Jowett Sue, Barton Pelham, Roalfe Andrea, Fletcher Kate, Hobbs F D Richard, McManus Richard J, Mant Jonathan
Health Economics Unit, Institute of Applied Health Research, University of Birmingham, West Midlands, United Kingdom.
Primary Care Clinical Sciences, Institute of Applied Health Research, University of Birmingham, West Midlands, United Kingdom.
PLoS One. 2017 Sep 5;12(9):e0182625. doi: 10.1371/journal.pone.0182625. eCollection 2017.
Clinical trials suggest that use of fixed-dose combination therapy ('polypills') can improve adherence to medication and control of risk factors of people at high risk of cardiovascular disease (CVD) compared to usual care, but cost-effectiveness is unknown.
To determine whether a polypill is cost-effective compared to usual care and optimal guideline-recommended treatment for primary prevention in people already on statins and/or blood pressure lowering therapy.
A Markov model was developed to perform a cost-utility analysis with a one year time cycle and a 10 year time horizon to compare the polypill with usual care and optimal implementation of NICE Guidelines, using patient level data from a retrospective cross-sectional study. The model was run for ten age (40 years+) and gender-specific sub-groups on treatment for raised CVD risk with no history of CVD. Published sources were used to estimate impact of different treatment strategies on risk of CVD events.
A polypill strategy was potentially cost-effective compared to other strategies for most sub-groups ranging from dominance to up to £18,811 per QALY depending on patient sub-group.
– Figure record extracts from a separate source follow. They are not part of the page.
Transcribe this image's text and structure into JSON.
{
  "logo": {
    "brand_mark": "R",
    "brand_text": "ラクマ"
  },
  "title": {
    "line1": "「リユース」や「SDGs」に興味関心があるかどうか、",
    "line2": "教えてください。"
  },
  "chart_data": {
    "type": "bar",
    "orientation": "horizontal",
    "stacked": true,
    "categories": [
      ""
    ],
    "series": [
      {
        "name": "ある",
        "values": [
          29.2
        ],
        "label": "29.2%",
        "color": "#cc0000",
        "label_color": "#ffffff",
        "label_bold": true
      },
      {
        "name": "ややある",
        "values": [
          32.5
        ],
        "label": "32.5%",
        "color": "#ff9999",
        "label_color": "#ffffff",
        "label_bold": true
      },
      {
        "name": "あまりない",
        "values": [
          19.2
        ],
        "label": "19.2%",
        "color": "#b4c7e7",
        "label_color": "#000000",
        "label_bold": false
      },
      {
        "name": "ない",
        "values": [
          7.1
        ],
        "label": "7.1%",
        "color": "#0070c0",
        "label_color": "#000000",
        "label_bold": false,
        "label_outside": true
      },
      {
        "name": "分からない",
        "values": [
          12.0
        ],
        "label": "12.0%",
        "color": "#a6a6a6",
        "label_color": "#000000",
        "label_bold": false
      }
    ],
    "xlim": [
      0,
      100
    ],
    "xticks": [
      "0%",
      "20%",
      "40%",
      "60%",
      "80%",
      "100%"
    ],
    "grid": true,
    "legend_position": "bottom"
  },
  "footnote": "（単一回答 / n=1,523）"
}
Optimal implementation of guidelines was most cost-effective for women aged 40-49 and men aged 75+. Results were sensitive to polypill cost, and if the annual cost was less than £150, this approach was cost-effective compared to the other strategies.
For most people already on treatment to modify CVD risk, a polypill strategy may be cost-effective compared with optimising treatment as per guidelines or their current care, as long as the polypill cost is sufficiently low.
临床试验表明,与常规治疗相比,使用固定剂量联合疗法(“复方药丸”)可提高心血管疾病(CVD)高危人群的用药依从性并控制危险因素,但成本效益尚不清楚。
确定与常规治疗以及针对已接受他汀类药物和/或降压治疗的人群进行一级预防的最佳指南推荐治疗相比,复方药丸是否具有成本效益。
开发了一个马尔可夫模型,以一年为时间周期、十年为时间跨度进行成本效用分析,使用一项回顾性横断面研究中的患者层面数据,将复方药丸与常规治疗以及英国国家卫生与临床优化研究所(NICE)指南的最佳实施情况进行比较。该模型针对十个年龄(40岁及以上)和按性别划分的亚组进行运行,这些亚组正在接受治疗以降低CVD风险且无CVD病史。使用已发表的资料来估计不同治疗策略对CVD事件风险的影响。
对于大多数亚组而言,与其他策略相比,复方药丸策略可能具有成本效益,从优势到每质量调整生命年高达18,811英镑不等,具体取决于患者亚组。指南的最佳实施对于40 - 49岁的女性和75岁及以上的男性最具成本效益。结果对复方药丸成本敏感,如果年度成本低于150英镑,与其他策略相比,这种方法具有成本效益。
对于大多数已经在接受治疗以改变CVD风险的人来说,只要复方药丸成本足够低,与按照指南优化治疗或其当前治疗相比,复方药丸策略可能具有成本效益。